Demonstra uma forma de valoração ambiental que entende o meio ambiente como um bem público e que os efeitos negativos gerados pelo funcionamento da economia devem ser compensados à sociedade. A Austrália colocou um valor econômico para as emissões, um “preço para a poluição”.
Como seria se este imposto fosse adotado aqui no Brasil? Como este novo custo seria encarado e absorvido pelas empresas? O que poderia ser feito com o dinheiro arrecadado com esse novo tributo?
Se considerarmos como exemplo apenas aquelas empresas que adotam práticas transparentes com relação a suas emissões de gases efeito estufa e estão listadas no Índice Carbono Eficiente (ICO2) da Bovespa, o governo brasileiro poderia embolsar cerca de R$ 1,8 bilhão - a empresa que está no ICO2 e possui o maior índice de emissão desembolsaria mais de R$ 500 milhões.
A destinação do dinheiro arrecadado com este imposto deveria ser muito bem pensada de forma que a sociedade se sentisse de alguma forma recompensada por todos os danos causados pela alta emissão de gases de efeito estufa.
Investimentos em programas que contribuam para a diminuição das mudanças climáticas, desenvolvimento de tecnologias em energias limpas e para o tratamento das doenças causadas pela exposição ao monóxido de carbono são alguns exemplos de ações que poderiam receber estes recursos e beneficiar a sociedade.

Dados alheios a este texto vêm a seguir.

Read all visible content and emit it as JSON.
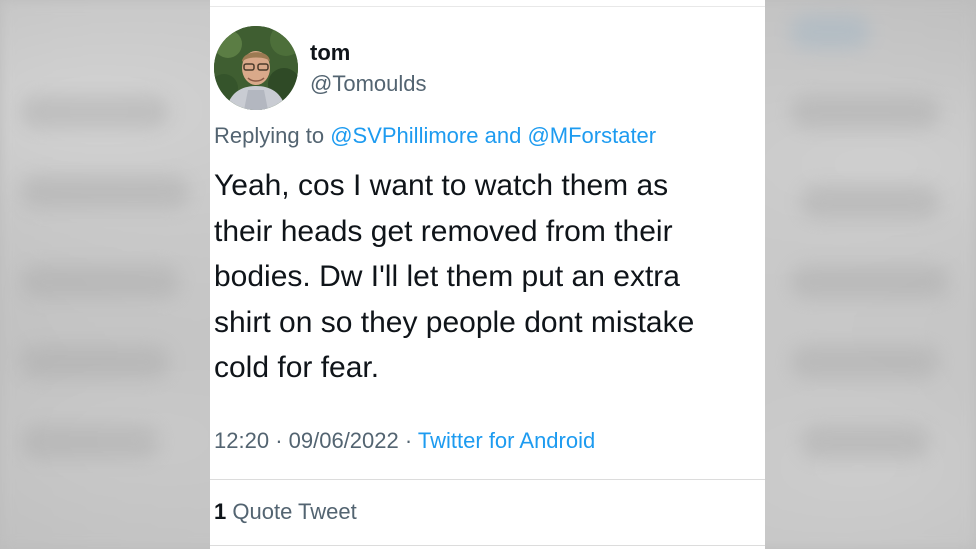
{
  "tweet": {
    "display_name": "tom",
    "handle": "@Tomoulds",
    "reply_prefix": "Replying to",
    "reply_mention_1": "@SVPhillimore",
    "reply_and": "and",
    "reply_mention_2": "@MForstater",
    "text_lines": [
      "Yeah, cos I want to watch them as",
      "their heads get removed from their",
      "bodies. Dw I'll let them put an extra",
      "shirt on so they people dont mistake",
      "cold for fear."
    ],
    "time": "12:20",
    "separator": "·",
    "date": "09/06/2022",
    "source": "Twitter for Android",
    "quote_count": "1",
    "quote_label": "Quote Tweet"
  },
  "colors": {
    "link": "#1d9bf0",
    "secondary_text": "#536471",
    "primary_text": "#0f1419",
    "background_blur": "#bdbdbd"
  }
}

Porém, a grande questão é o quanto este novo custo ambiental será realmente um incentivador para que as empresas repensem as suas atividades e promovam mudanças em suas operações de forma a buscar soluções que tornem mais limpa e eficiente toda sua cadeia de produção.
Desestabilizar o prato financeiro da balança da sustentabilidade pode ajudar a equilibrar os pratos sociais e ambientais.